Si ayer nos adentrábamos en el misterio del corazón como lugar donde guardamos los tesoros. Hoy el Señor nos advierte de otro elemento decisivo del corazón. Si ayer nos preguntábamos qué es lo que hay en el centro de nuestro corazón hoy la pregunta es ¿A quién doy mi corazón? No hay cosa peor que un corazón dividido. Jesús nos lo dice muy claro: No podéis servir a Dios y al dinero. No podemos tener dos amos.

Esto es muy sencillo. O en el centro de mi corazón está Dios o estoy yo. No cabe escapatoria. El amor a Dios o el amor propio. San Agustín decía: “Dos amores construyeron dos ciudades: el amor de Dios hasta el desprecio de uno mismo, la ciudad de Dios; el amor de uno mismo hasta el desprecio de Dios, la ciudad terrena”.

El primer mandamiento es amar a Dios sobre todas las cosas. El problema está en que muchas veces nos amamos a nosotros sobre todas las cosa y eso nos agobia.
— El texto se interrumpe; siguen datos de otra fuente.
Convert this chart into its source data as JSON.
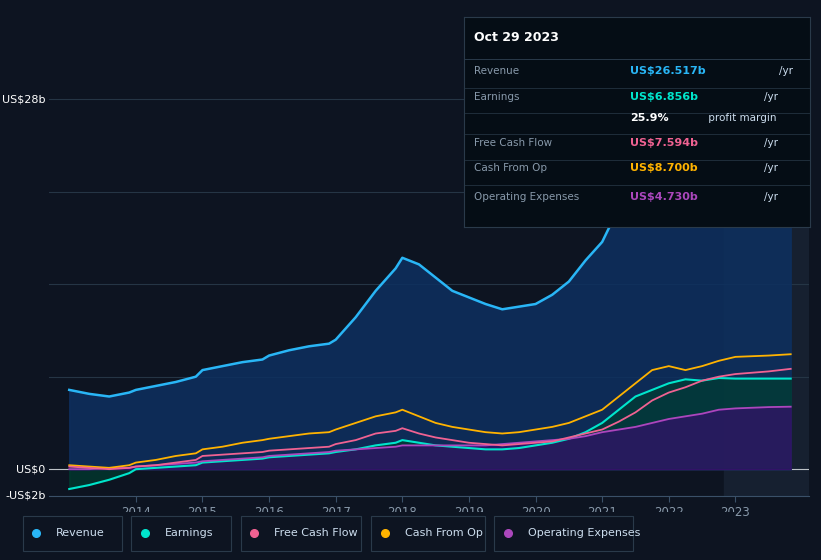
{
  "bg_color": "#0d1421",
  "plot_bg_color": "#0d1421",
  "text_color": "#8899aa",
  "grid_color": "#1a2a3a",
  "zero_line_color": "#ffffff",
  "ylim": [
    -2,
    30
  ],
  "xlim": [
    2012.7,
    2024.1
  ],
  "revenue": {
    "x": [
      2013.0,
      2013.3,
      2013.6,
      2013.9,
      2014.0,
      2014.3,
      2014.6,
      2014.9,
      2015.0,
      2015.3,
      2015.6,
      2015.9,
      2016.0,
      2016.3,
      2016.6,
      2016.9,
      2017.0,
      2017.3,
      2017.6,
      2017.9,
      2018.0,
      2018.25,
      2018.5,
      2018.75,
      2019.0,
      2019.25,
      2019.5,
      2019.75,
      2020.0,
      2020.25,
      2020.5,
      2020.75,
      2021.0,
      2021.25,
      2021.5,
      2021.75,
      2022.0,
      2022.25,
      2022.5,
      2022.75,
      2023.0,
      2023.5,
      2023.83
    ],
    "y": [
      6.0,
      5.7,
      5.5,
      5.8,
      6.0,
      6.3,
      6.6,
      7.0,
      7.5,
      7.8,
      8.1,
      8.3,
      8.6,
      9.0,
      9.3,
      9.5,
      9.8,
      11.5,
      13.5,
      15.2,
      16.0,
      15.5,
      14.5,
      13.5,
      13.0,
      12.5,
      12.1,
      12.3,
      12.5,
      13.2,
      14.2,
      15.8,
      17.2,
      19.8,
      22.2,
      24.2,
      26.0,
      27.0,
      27.5,
      27.8,
      27.5,
      27.0,
      26.517
    ],
    "color": "#29b6f6",
    "fill_color": "#0d3060",
    "fill_alpha": 0.85
  },
  "earnings": {
    "x": [
      2013.0,
      2013.3,
      2013.6,
      2013.9,
      2014.0,
      2014.3,
      2014.6,
      2014.9,
      2015.0,
      2015.3,
      2015.6,
      2015.9,
      2016.0,
      2016.3,
      2016.6,
      2016.9,
      2017.0,
      2017.3,
      2017.6,
      2017.9,
      2018.0,
      2018.25,
      2018.5,
      2018.75,
      2019.0,
      2019.25,
      2019.5,
      2019.75,
      2020.0,
      2020.25,
      2020.5,
      2020.75,
      2021.0,
      2021.25,
      2021.5,
      2021.75,
      2022.0,
      2022.25,
      2022.5,
      2022.75,
      2023.0,
      2023.5,
      2023.83
    ],
    "y": [
      -1.5,
      -1.2,
      -0.8,
      -0.3,
      0.0,
      0.1,
      0.2,
      0.3,
      0.5,
      0.6,
      0.7,
      0.8,
      0.9,
      1.0,
      1.1,
      1.2,
      1.3,
      1.5,
      1.8,
      2.0,
      2.2,
      2.0,
      1.8,
      1.7,
      1.6,
      1.5,
      1.5,
      1.6,
      1.8,
      2.0,
      2.3,
      2.8,
      3.5,
      4.5,
      5.5,
      6.0,
      6.5,
      6.8,
      6.7,
      6.9,
      6.856,
      6.856,
      6.856
    ],
    "color": "#00e5cc",
    "fill_color": "#003d30",
    "fill_alpha": 0.7
  },
  "free_cash_flow": {
    "x": [
      2013.0,
      2013.3,
      2013.6,
      2013.9,
      2014.0,
      2014.3,
      2014.6,
      2014.9,
      2015.0,
      2015.3,
      2015.6,
      2015.9,
      2016.0,
      2016.3,
      2016.6,
      2016.9,
      2017.0,
      2017.3,
      2017.6,
      2017.9,
      2018.0,
      2018.25,
      2018.5,
      2018.75,
      2019.0,
      2019.25,
      2019.5,
      2019.75,
      2020.0,
      2020.25,
      2020.5,
      2020.75,
      2021.0,
      2021.25,
      2021.5,
      2021.75,
      2022.0,
      2022.25,
      2022.5,
      2022.75,
      2023.0,
      2023.5,
      2023.83
    ],
    "y": [
      0.2,
      0.1,
      0.0,
      0.1,
      0.2,
      0.3,
      0.5,
      0.7,
      1.0,
      1.1,
      1.2,
      1.3,
      1.4,
      1.5,
      1.6,
      1.7,
      1.9,
      2.2,
      2.7,
      2.9,
      3.1,
      2.7,
      2.4,
      2.2,
      2.0,
      1.9,
      1.8,
      1.9,
      2.0,
      2.1,
      2.4,
      2.7,
      3.0,
      3.6,
      4.3,
      5.2,
      5.8,
      6.2,
      6.7,
      7.0,
      7.2,
      7.4,
      7.594
    ],
    "color": "#f06292",
    "fill_color": "#5a0030",
    "fill_alpha": 0.5
  },
  "cash_from_op": {
    "x": [
      2013.0,
      2013.3,
      2013.6,
      2013.9,
      2014.0,
      2014.3,
      2014.6,
      2014.9,
      2015.0,
      2015.3,
      2015.6,
      2015.9,
      2016.0,
      2016.3,
      2016.6,
      2016.9,
      2017.0,
      2017.3,
      2017.6,
      2017.9,
      2018.0,
      2018.25,
      2018.5,
      2018.75,
      2019.0,
      2019.25,
      2019.5,
      2019.75,
      2020.0,
      2020.25,
      2020.5,
      2020.75,
      2021.0,
      2021.25,
      2021.5,
      2021.75,
      2022.0,
      2022.25,
      2022.5,
      2022.75,
      2023.0,
      2023.5,
      2023.83
    ],
    "y": [
      0.3,
      0.2,
      0.1,
      0.3,
      0.5,
      0.7,
      1.0,
      1.2,
      1.5,
      1.7,
      2.0,
      2.2,
      2.3,
      2.5,
      2.7,
      2.8,
      3.0,
      3.5,
      4.0,
      4.3,
      4.5,
      4.0,
      3.5,
      3.2,
      3.0,
      2.8,
      2.7,
      2.8,
      3.0,
      3.2,
      3.5,
      4.0,
      4.5,
      5.5,
      6.5,
      7.5,
      7.8,
      7.5,
      7.8,
      8.2,
      8.5,
      8.6,
      8.7
    ],
    "color": "#ffb300",
    "fill_color": "#000000",
    "fill_alpha": 0.0
  },
  "operating_expenses": {
    "x": [
      2013.0,
      2013.3,
      2013.6,
      2013.9,
      2014.0,
      2014.3,
      2014.6,
      2014.9,
      2015.0,
      2015.3,
      2015.6,
      2015.9,
      2016.0,
      2016.3,
      2016.6,
      2016.9,
      2017.0,
      2017.3,
      2017.6,
      2017.9,
      2018.0,
      2018.25,
      2018.5,
      2018.75,
      2019.0,
      2019.25,
      2019.5,
      2019.75,
      2020.0,
      2020.25,
      2020.5,
      2020.75,
      2021.0,
      2021.25,
      2021.5,
      2021.75,
      2022.0,
      2022.25,
      2022.5,
      2022.75,
      2023.0,
      2023.5,
      2023.83
    ],
    "y": [
      0.0,
      0.0,
      0.1,
      0.1,
      0.2,
      0.3,
      0.4,
      0.5,
      0.6,
      0.7,
      0.8,
      0.9,
      1.0,
      1.1,
      1.2,
      1.3,
      1.4,
      1.5,
      1.6,
      1.7,
      1.8,
      1.8,
      1.8,
      1.8,
      1.8,
      1.8,
      1.9,
      2.0,
      2.1,
      2.2,
      2.3,
      2.5,
      2.8,
      3.0,
      3.2,
      3.5,
      3.8,
      4.0,
      4.2,
      4.5,
      4.6,
      4.7,
      4.73
    ],
    "color": "#ab47bc",
    "fill_color": "#4a0080",
    "fill_alpha": 0.5
  },
  "highlight_start": 2022.83,
  "highlight_end": 2024.1,
  "highlight_color": "#162030",
  "info_box": {
    "title": "Oct 29 2023",
    "bg_color": "#050d15",
    "border_color": "#2a3a4a",
    "rows": [
      {
        "label": "Revenue",
        "value": "US$26.517b",
        "unit": "/yr",
        "value_color": "#29b6f6"
      },
      {
        "label": "Earnings",
        "value": "US$6.856b",
        "unit": "/yr",
        "value_color": "#00e5cc"
      },
      {
        "label": "",
        "value": "25.9%",
        "unit": " profit margin",
        "value_color": "#ffffff",
        "bold_value": true
      },
      {
        "label": "Free Cash Flow",
        "value": "US$7.594b",
        "unit": "/yr",
        "value_color": "#f06292"
      },
      {
        "label": "Cash From Op",
        "value": "US$8.700b",
        "unit": "/yr",
        "value_color": "#ffb300"
      },
      {
        "label": "Operating Expenses",
        "value": "US$4.730b",
        "unit": "/yr",
        "value_color": "#ab47bc"
      }
    ]
  },
  "legend": [
    {
      "label": "Revenue",
      "color": "#29b6f6"
    },
    {
      "label": "Earnings",
      "color": "#00e5cc"
    },
    {
      "label": "Free Cash Flow",
      "color": "#f06292"
    },
    {
      "label": "Cash From Op",
      "color": "#ffb300"
    },
    {
      "label": "Operating Expenses",
      "color": "#ab47bc"
    }
  ]
}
Jesús en el evangelio de hoy nos invita a poner nuestro corazón y nuestra confianza en Dios. Y para ello recurre a la experiencia de la providencia de Dios como el mejor antídoto contra el agobio. Fíjate en las flores, en la hierba… Dios las cuida y las tiene en todo su esplendor. ¿No hará lo mismo contigo a quien quiere más?

Y ¿cómo centrar nuestro corazón en Dios? La clave es clara: Buscad el reino de Dios y su justicia; lo demás se dará por añadidura.

Buscar el reino de Dios es buscar a Dios mismo, su voluntad… Por eso no podemos olvidar que el centro del sermón de la montaña, como vimos hace unos días, era la oración del Padrenuestro y allí suplicamos: hágase tu voluntad en la Tierra como en el Cielo.

Que la Virgen María, madre de la providencia, nos ayude a servir sólo al Señor.